Barbara Duprey wrote:
Barbara Duprey wrote:
Brian Barker wrote:
I think there is a workaround of sorts. Instead of merging cells vertically, first create a table with a single row spanning the rows that you would have (partially) merged. Then create a new, nested table in each of the columns in which you do not want the cells merged, thus creating the extra rows within those columns. If you now set the containing table not to allow rows to break, you can sometimes get Writer to behave as you want. (This setting seems to carry across to child tables in unclear ways.) I found that (sometimes? always?) this didn't work if the first row happened to be the one that needed this treatment, but I could get around this by adding an extra row before the real first row and shrinking this to an arbitrarily small height. I haven't tested this exhaustively, of course, so I don't guarantee that it will work generally.

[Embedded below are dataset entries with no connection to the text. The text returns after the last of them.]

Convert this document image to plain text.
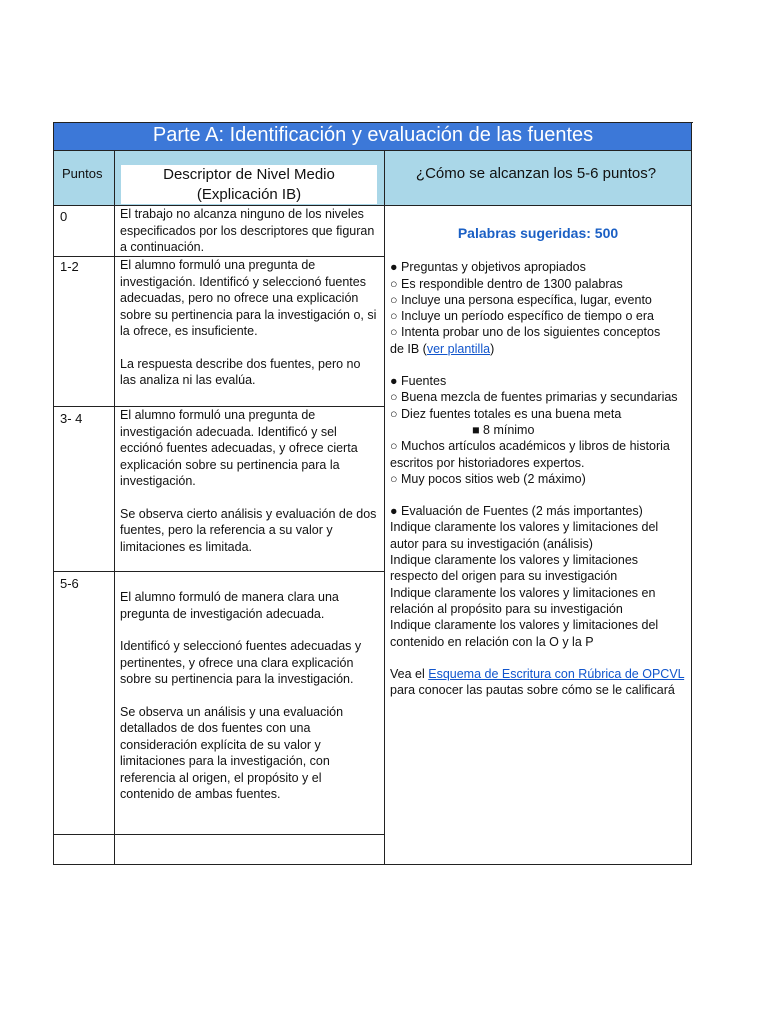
Parte A: Identificación y evaluación de las fuentes
Puntos	Descriptor de Nivel Medio
(Explicación IB)
¿Cómo se alcanzan los 5-6 puntos?
0
1-2
3- 4
5-6

El trabajo no alcanza ninguno de los niveles especificados por los descriptores que figuran a continuación.

El alumno formuló una pregunta de investigación. Identificó y seleccionó fuentes adecuadas, pero no ofrece una explicación sobre su pertinencia para la investigación o, si la ofrece, es insuficiente.

La respuesta describe dos fuentes, pero no las analiza ni las evalúa.

El alumno formuló una pregunta de investigación adecuada. Identificó y sel ecciónó fuentes adecuadas, y ofrece cierta explicación sobre su pertinencia para la investigación.

Se observa cierto análisis y evaluación de dos fuentes, pero la referencia a su valor y limitaciones es limitada.

El alumno formuló de manera clara una pregunta de investigación adecuada.

Identificó y seleccionó fuentes adecuadas y pertinentes, y ofrece una clara explicación sobre su pertinencia para la investigación.

Se observa un análisis y una evaluación detallados de dos fuentes con una consideración explícita de su valor y limitaciones para la investigación, con referencia al origen, el propósito y el contenido de ambas fuentes.

Palabras sugeridas: 500

● Preguntas y objetivos apropiados

○ Es respondible dentro de 1300 palabras

○ Incluye una persona específica, lugar, evento

○ Incluye un período específico de tiempo o era

○ Intenta probar uno de los siguientes conceptos

de IB (ver plantilla)

● Fuentes

○ Buena mezcla de fuentes primarias y secundarias

○ Diez fuentes totales es una buena meta

■ 8 mínimo

○ Muchos artículos académicos y libros de historia escritos por historiadores expertos.

○ Muy pocos sitios web (2 máximo)

● Evaluación de Fuentes (2 más importantes)

Indique claramente los valores y limitaciones del autor para su investigación (análisis)

Indique claramente los valores y limitaciones respecto del origen para su investigación

Indique claramente los valores y limitaciones en relación al propósito para su investigación

Indique claramente los valores y limitaciones del contenido en relación con la O y la P

Vea el Esquema de Escritura con Rúbrica de OPCVL para conocer las pautas sobre cómo se le calificará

Writer doesn't split the original rows, but does split the spanning cell (now -- it didn't in earlier versions). I'll have to play with your workaround a bit, hadn't thought of nesting tables! But I have up to 10 columns that have data I don't want to merge, and often 5 or more addresses that cause these problems in the same table. That would be a royal pain if I had to make an embedded table for each column, and I think I'd lose the horizontal association I need when the contents cause different row heights. But creating a single embedded one-cell table in the merged cell sounds promising, though I might have to specify its row height. Hmm -- maybe even without the embedded table, but with extra blank lines, Writer would stop splitting the cell? But maybe it will just artificially increase the height of the first of the original rows, which would look pretty strange.
I tried the single-cell embedded table and the extra lines and neither did any good, they didn't even force the row to the next page. (The display got messed up, with overflow into the bottom margin of the first page, but that's it.) The workaround Brian actually suggested would probably work, but it isn't practical in my particular situation and the horizontal alignment is lost if the row heights in the subtables are not equal or forced into equality. So I'm back to my original workaround -- at least until I can really get my act together with Base reports.